Belangrijk is ook dat experimenteel veroorzaakte laesies tot verschijnselen aanleiding blijken te geven die vergelijkbaar zijn met die worden aangetroffen bij ziekte. Dit betekent niet alleen dat experimenten opgevat kunnen worden als nabootsing van de onaangeroerde natuur, maar tevens dat ziekte geen zelfstandige entiteit is die zich in het lichaam heeft genesteld - men vergelijke de door Schrant bekritiseerde ontologische ziekteopvatting - maar primair begrepen moet worden als gevolg van verstoring van de normale lichaamsfuncties. Daar met verstoring van lichaamsfuncties ook de mogelijkheid van hun normalisatie zich aandient, zijn de verwachtingen omtrent het heil van de experimenteel-fysiologische benadering voor de geneeskunde in de periode 1860-1875 hooggespannen. Anders dan Luyendijk-Elshout het doet voorkomen, was de oratie van Schrant dus allerminst een curiosum, zoals ook blijkt uit diverse andere oraties van vergelijkbare strekking uit dezelfde periode.3-5

Toegegeven: uiteenzettingen over het ziektebegrip in onze postmoderne tijden zijn zeldzaam geworden. Dat is mijns inziens niet het gevolg van drukte of stormachtige ontwikkelingen, maar van het feit dat wij hebben leren inzien dat concrete ziektebegrippen bij voortduring onderhevig zijn aan verandering door de komst van nieuwe diagnostische procedures of therapieën. In discussies over de vormgeving van concreet medisch beleid speelt onenigheid over wat moet gelden als de te behandelen ziekte terecht dan ook nog steeds een belangrijke rol.

Tj. Wiersma
Literatuur
  1. Wiersma Tj. Twee eeuwen zoeken naar medische bewijsvoering. De gespannen verhouding tussen experimentele fysiologie en klinische epidemiologie. Amsterdam: Boom; 1999.

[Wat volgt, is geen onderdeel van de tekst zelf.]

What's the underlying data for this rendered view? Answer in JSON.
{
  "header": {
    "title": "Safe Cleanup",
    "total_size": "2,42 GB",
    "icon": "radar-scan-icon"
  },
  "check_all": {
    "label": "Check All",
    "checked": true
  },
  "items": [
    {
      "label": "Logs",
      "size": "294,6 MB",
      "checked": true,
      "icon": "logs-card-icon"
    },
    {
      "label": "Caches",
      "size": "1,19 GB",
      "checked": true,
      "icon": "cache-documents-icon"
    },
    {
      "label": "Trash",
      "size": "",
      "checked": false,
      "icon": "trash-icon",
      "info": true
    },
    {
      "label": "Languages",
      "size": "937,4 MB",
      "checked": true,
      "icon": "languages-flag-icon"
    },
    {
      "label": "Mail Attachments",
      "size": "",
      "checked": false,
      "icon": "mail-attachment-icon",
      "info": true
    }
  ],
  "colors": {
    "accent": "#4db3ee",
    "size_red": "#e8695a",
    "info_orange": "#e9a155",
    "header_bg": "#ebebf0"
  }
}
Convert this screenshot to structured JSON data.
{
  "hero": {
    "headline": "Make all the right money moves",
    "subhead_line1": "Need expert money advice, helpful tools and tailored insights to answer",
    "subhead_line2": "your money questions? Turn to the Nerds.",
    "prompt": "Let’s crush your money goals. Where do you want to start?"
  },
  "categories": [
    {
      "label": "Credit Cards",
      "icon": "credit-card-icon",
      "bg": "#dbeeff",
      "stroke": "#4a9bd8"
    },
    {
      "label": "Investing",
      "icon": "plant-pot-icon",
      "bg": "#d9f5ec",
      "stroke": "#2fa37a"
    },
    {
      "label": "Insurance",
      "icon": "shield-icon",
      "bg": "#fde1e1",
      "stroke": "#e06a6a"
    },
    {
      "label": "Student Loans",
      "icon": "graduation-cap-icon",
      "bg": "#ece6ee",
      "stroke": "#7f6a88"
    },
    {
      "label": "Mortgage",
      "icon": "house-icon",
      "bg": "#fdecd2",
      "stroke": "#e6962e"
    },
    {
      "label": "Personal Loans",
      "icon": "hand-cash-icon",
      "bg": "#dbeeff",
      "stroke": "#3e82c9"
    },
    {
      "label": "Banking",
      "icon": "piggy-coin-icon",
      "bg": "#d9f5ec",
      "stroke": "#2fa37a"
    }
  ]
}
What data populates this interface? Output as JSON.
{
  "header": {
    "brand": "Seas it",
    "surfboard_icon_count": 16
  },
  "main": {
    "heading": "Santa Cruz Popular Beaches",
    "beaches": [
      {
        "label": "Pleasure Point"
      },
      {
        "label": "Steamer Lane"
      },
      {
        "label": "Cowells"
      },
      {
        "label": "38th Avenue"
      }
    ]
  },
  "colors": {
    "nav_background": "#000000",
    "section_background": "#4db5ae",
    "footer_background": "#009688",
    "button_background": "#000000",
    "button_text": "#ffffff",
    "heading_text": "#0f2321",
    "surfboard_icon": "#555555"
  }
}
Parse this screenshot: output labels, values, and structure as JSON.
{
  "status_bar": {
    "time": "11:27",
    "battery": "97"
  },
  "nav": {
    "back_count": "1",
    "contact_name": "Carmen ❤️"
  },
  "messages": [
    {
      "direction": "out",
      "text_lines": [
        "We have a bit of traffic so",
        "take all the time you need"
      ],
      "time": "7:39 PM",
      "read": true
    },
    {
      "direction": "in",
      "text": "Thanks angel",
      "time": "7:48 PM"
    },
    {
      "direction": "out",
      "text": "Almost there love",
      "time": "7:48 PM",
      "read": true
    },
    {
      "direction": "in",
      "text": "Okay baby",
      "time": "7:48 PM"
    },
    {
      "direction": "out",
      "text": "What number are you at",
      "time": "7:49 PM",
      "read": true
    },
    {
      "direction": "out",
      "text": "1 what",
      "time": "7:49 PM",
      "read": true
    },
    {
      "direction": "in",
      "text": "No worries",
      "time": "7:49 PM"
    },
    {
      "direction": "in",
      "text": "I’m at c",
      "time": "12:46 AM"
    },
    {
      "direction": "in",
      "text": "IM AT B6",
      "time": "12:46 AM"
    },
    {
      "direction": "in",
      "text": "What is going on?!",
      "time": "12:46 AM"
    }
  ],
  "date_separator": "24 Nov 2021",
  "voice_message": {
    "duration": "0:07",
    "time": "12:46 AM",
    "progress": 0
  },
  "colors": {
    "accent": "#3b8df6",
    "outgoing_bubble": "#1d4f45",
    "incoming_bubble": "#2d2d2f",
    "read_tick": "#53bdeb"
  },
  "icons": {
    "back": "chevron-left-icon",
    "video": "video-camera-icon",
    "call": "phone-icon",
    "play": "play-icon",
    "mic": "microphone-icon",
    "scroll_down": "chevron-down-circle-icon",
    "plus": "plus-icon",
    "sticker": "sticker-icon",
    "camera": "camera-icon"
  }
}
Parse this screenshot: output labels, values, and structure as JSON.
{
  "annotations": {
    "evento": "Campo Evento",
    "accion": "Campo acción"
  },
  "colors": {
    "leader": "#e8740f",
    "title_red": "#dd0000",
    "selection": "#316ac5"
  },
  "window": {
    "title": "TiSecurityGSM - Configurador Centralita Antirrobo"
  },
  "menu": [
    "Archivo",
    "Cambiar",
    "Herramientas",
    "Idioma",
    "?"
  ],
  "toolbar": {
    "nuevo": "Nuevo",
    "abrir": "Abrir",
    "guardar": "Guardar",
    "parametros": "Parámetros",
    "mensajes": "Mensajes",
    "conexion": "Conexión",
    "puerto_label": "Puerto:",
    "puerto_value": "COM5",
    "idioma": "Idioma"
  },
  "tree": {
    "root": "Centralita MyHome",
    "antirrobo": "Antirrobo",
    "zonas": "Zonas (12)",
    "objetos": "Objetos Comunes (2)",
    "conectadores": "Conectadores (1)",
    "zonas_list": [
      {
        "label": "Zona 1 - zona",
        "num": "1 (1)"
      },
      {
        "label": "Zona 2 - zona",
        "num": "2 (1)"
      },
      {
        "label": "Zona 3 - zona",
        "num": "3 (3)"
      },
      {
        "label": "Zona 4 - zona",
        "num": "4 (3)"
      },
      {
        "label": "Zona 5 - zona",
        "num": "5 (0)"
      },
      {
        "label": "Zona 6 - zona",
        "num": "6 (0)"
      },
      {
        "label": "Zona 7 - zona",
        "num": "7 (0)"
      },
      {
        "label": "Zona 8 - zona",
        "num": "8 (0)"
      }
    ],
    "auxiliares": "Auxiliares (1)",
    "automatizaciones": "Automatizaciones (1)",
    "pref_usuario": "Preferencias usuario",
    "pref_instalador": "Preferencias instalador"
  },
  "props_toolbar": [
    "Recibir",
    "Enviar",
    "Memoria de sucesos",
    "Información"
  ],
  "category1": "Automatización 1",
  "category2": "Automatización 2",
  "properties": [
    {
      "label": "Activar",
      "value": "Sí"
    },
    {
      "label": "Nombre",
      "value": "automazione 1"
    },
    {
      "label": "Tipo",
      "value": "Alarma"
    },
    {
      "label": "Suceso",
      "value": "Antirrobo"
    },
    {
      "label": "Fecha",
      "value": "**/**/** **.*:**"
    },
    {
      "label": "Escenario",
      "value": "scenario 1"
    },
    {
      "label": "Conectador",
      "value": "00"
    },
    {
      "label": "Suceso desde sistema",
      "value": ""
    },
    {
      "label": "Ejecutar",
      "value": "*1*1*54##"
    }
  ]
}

  2. Cranefield PF, editor. Claude Bernard's revised edition of his Introduction à l’étude de la médecine expérimentale. New York: Science history publications; 1976.

  3. Heynsius A. Redevoering over het tegenwoordig standpunt der physiologie en haar verband met de geneeskunde. Uitgesproken ter aanvaarding van het hoogleraarsambt aan de hoogeschool te Leiden den 7 maart 1866. Amsterdam: C.G.van der Post; 1866.

  4. Huet GDL. Over de noodzakelijkheid om de geneeskunde als natuurwetenschap op te vatten. Leiden: W.T.Werst; 1872.

  5. Stokvis BJ. De eenheid der physiologie en der pathologie in hare beteekenis voor de beoefening der beide wetenschappen geschetst. Amsterdam: Athenaeum; 1874.

A.M.
Luyendijk-Elshout

Oegstgeest, januari 2000,

Collega Wiersma heeft, zoals uit zijn commentaar blijkt, een zeer uitvoerige studie in zijn proefschrift uit 1999 aan het onderwerp gewijd en daarmede aangetoond dat Schrant niet de enige was die met deze problemen bezig was.

Mijn bedoeling was om een verslag te geven van de discussie rond het onderwerp in de context van het Tijdschrift in 1863. De latere bijdragen waaraan Wiersma refereert, zijn ongetwijfeld een aanvulling, maar vielen buiten het bestek van mijn commentaar.

De oratie van Schrant werd door mij niet als een curiosum beschouwd, maar als een aanleiding tot een pleidooi voor een fysiologische geneeskunde, zoals die zich in Duitsland ontwikkelde.